Rasheed Khaled Saif and Hamdi al-Shutairi were military leaders of the Popular Southern Resistance, a loose alliance which fought the siege of the city by Houthi militia forces with support from Gulf Arab states.
No group immediately claimed responsibility for the killings, which followed the shooting of a senior security official in Aden on Sunday.
Militias loyal to exiled President Abd-Rabbu Mansour Hadi, who is currently based in Saudi Arabia, recaptured Aden in July.
Since then, a power vacuum has grown, with Al Qaeda militants moving into a main neighborhood and unknown assailants blowing up the intelligence headquarters.
Residents have complained that police have largely quit the streets and that despite the victory against the Houthis, Hadi's government has yet to return from Saudi Arabia.
Plans to set up a temporary administration in Aden have been dogged by the chaos.
"We finished the war and the Houthis, but this series of assassinations is really worrying us. There's a security vacuum, the people hope some kind of authority can be established and the police will be deployed so we can be put at ease," said local construction worker Mohammed Ahmed Salem.

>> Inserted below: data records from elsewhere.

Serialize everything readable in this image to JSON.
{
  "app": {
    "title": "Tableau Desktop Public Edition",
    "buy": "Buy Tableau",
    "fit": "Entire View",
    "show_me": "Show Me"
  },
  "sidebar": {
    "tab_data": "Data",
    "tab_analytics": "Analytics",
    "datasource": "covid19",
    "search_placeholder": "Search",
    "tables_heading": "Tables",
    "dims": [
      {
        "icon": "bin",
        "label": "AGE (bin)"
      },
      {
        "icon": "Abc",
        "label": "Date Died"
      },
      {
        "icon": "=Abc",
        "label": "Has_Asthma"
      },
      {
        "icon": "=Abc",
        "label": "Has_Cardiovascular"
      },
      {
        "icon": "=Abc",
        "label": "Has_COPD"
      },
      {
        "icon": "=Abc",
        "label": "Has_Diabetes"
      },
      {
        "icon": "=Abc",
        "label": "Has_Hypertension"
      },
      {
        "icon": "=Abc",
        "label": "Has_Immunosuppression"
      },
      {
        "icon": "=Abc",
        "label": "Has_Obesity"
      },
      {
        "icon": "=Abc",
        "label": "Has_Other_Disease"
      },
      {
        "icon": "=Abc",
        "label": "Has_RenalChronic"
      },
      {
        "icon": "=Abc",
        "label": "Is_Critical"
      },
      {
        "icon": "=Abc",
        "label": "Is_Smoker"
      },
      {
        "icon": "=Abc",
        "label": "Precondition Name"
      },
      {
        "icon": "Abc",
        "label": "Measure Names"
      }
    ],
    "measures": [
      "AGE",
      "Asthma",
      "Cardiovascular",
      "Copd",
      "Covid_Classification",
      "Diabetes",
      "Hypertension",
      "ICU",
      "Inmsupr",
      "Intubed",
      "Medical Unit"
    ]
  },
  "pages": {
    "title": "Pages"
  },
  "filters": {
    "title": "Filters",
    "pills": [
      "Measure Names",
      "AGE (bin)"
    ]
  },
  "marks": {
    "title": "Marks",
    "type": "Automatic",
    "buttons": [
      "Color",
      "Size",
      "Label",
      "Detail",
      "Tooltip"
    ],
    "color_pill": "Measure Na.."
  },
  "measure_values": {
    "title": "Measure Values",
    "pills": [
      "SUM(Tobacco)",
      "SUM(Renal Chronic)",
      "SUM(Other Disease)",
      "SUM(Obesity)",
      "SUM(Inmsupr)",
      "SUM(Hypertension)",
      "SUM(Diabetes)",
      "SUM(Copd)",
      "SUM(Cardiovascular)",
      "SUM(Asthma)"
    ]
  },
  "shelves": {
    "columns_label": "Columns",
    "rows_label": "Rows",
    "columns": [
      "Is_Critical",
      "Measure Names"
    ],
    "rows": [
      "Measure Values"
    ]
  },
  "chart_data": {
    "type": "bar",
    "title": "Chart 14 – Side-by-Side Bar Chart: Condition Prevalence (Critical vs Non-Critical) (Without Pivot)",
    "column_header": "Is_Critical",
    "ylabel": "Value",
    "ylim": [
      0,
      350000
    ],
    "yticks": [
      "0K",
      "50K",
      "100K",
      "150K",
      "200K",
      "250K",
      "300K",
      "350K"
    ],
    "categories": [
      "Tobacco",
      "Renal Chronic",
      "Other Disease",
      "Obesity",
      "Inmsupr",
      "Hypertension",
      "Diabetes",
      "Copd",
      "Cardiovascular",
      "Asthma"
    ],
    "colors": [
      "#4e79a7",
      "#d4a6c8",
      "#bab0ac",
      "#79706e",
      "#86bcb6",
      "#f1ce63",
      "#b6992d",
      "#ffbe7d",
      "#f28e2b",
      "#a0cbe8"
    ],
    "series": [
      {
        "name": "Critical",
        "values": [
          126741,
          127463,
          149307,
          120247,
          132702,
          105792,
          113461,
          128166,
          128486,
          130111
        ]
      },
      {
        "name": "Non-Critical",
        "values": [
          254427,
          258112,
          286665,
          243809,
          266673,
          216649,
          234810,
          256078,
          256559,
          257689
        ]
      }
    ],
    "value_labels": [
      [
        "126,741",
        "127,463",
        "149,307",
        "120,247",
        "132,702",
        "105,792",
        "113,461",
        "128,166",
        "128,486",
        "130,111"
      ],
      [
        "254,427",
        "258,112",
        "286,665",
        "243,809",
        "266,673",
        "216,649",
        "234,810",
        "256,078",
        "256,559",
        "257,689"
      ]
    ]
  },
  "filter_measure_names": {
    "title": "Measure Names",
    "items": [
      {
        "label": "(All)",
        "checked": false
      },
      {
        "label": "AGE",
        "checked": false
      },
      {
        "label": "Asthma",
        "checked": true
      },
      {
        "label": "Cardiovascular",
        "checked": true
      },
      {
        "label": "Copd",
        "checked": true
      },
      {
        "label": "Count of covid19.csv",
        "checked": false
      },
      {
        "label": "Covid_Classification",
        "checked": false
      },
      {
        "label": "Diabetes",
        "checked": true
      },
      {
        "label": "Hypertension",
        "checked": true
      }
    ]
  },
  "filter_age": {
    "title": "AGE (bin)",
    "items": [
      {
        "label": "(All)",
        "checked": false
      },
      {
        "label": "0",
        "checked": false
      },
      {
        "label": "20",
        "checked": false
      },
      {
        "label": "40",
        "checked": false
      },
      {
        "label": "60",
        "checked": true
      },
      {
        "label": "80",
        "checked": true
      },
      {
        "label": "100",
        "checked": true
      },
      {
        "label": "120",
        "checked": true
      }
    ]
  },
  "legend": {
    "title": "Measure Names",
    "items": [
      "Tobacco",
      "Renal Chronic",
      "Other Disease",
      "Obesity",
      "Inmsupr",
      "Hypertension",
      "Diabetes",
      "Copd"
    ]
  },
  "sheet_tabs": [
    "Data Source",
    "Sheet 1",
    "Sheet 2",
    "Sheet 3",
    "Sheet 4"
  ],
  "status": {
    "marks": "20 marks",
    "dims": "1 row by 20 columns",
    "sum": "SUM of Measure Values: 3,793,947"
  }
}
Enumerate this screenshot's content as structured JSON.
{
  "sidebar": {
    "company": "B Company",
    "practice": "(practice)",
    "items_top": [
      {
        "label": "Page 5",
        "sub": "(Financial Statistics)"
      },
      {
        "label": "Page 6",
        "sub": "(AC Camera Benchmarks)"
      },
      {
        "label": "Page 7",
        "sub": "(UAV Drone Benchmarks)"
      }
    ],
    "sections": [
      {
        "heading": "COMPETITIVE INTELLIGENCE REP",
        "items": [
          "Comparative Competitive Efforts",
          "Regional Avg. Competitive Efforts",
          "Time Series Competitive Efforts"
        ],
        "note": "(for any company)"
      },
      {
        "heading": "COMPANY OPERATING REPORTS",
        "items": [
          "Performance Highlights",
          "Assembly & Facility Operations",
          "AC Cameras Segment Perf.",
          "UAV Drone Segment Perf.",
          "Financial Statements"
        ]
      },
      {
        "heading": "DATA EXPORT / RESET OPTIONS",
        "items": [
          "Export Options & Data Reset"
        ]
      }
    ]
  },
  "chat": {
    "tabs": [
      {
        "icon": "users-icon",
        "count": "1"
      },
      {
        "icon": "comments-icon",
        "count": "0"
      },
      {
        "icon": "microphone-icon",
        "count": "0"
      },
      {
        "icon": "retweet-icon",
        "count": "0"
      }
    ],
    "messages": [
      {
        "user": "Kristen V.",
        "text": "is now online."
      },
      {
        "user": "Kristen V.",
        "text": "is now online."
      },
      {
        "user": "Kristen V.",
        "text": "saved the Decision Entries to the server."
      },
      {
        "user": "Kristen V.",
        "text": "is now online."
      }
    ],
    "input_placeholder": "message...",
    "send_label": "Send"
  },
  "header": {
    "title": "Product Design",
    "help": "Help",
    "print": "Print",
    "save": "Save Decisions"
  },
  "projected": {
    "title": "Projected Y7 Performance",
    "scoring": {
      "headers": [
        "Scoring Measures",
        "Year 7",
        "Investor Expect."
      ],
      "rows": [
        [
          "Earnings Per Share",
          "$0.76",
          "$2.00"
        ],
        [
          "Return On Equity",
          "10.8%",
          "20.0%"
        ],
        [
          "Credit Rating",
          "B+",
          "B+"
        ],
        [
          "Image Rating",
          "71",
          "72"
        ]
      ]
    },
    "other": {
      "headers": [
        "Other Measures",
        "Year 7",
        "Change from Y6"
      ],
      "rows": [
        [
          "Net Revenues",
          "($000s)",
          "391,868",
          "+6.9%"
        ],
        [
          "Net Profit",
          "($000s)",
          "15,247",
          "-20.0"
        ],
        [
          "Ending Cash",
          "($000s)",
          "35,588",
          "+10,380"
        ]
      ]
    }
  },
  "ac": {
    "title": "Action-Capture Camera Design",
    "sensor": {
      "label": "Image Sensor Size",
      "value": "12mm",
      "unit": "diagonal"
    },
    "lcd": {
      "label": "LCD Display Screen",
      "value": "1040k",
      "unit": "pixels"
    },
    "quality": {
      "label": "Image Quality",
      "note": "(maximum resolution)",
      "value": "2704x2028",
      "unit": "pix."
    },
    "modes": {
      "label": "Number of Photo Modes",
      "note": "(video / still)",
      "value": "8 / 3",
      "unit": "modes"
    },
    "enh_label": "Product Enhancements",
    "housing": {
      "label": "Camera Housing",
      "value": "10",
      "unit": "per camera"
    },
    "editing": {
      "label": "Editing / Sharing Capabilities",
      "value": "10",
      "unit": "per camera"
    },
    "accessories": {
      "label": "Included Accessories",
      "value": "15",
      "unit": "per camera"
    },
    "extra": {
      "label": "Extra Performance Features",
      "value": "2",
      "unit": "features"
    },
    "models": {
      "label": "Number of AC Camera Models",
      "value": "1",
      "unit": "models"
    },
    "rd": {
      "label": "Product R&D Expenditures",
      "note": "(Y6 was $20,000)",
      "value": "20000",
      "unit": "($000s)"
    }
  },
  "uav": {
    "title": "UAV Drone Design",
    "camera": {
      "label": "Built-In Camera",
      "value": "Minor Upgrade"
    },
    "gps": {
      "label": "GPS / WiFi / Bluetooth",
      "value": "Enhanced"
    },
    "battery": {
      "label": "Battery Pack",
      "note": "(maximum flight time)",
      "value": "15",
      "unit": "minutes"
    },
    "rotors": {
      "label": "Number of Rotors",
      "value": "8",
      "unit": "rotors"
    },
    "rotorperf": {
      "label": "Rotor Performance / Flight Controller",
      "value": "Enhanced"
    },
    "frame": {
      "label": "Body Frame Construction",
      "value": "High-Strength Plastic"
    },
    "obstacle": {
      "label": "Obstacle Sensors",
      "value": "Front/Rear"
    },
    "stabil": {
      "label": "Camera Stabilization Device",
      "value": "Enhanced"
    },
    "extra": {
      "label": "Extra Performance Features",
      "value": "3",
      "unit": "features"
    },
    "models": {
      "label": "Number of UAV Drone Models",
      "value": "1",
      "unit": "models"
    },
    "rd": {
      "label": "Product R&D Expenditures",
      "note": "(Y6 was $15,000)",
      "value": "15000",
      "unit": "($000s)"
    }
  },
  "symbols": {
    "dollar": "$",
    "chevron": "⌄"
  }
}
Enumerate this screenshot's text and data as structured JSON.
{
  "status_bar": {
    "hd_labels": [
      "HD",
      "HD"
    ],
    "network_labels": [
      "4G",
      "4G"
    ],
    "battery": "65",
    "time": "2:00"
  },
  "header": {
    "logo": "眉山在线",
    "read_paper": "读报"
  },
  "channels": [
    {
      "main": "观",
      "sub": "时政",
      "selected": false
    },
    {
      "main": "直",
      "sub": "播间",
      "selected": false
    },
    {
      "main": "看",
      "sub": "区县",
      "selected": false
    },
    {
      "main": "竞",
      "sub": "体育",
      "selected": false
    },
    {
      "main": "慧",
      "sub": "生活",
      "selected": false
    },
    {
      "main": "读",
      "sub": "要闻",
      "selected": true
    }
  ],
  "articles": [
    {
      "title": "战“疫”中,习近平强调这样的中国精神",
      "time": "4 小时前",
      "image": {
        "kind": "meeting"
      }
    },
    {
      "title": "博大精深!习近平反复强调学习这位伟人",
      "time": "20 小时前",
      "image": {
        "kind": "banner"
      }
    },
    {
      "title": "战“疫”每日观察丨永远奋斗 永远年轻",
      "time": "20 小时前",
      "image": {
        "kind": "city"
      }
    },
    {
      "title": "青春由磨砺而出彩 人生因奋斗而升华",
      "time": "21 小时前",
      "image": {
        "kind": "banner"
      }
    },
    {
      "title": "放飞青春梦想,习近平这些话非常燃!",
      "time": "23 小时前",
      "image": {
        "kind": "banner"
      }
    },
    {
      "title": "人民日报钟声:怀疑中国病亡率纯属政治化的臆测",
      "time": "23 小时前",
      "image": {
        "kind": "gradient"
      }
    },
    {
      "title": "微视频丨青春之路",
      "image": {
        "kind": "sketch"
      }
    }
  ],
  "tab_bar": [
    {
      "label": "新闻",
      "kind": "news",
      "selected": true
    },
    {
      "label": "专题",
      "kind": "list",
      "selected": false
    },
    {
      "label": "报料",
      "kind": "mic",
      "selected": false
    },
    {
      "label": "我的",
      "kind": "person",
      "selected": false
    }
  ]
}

The northern-based Houtis seized the capital Sanaa in September 2014 then took control of much of the country. Loyalist forces, supported by air strikes from a Saudi-led coalition, have made significant advances since July however.
Gulf states see the Houthis as a proxy of their arch rival Iran, while the group says it is fighting a revolution against corrupt officials beholden to the West.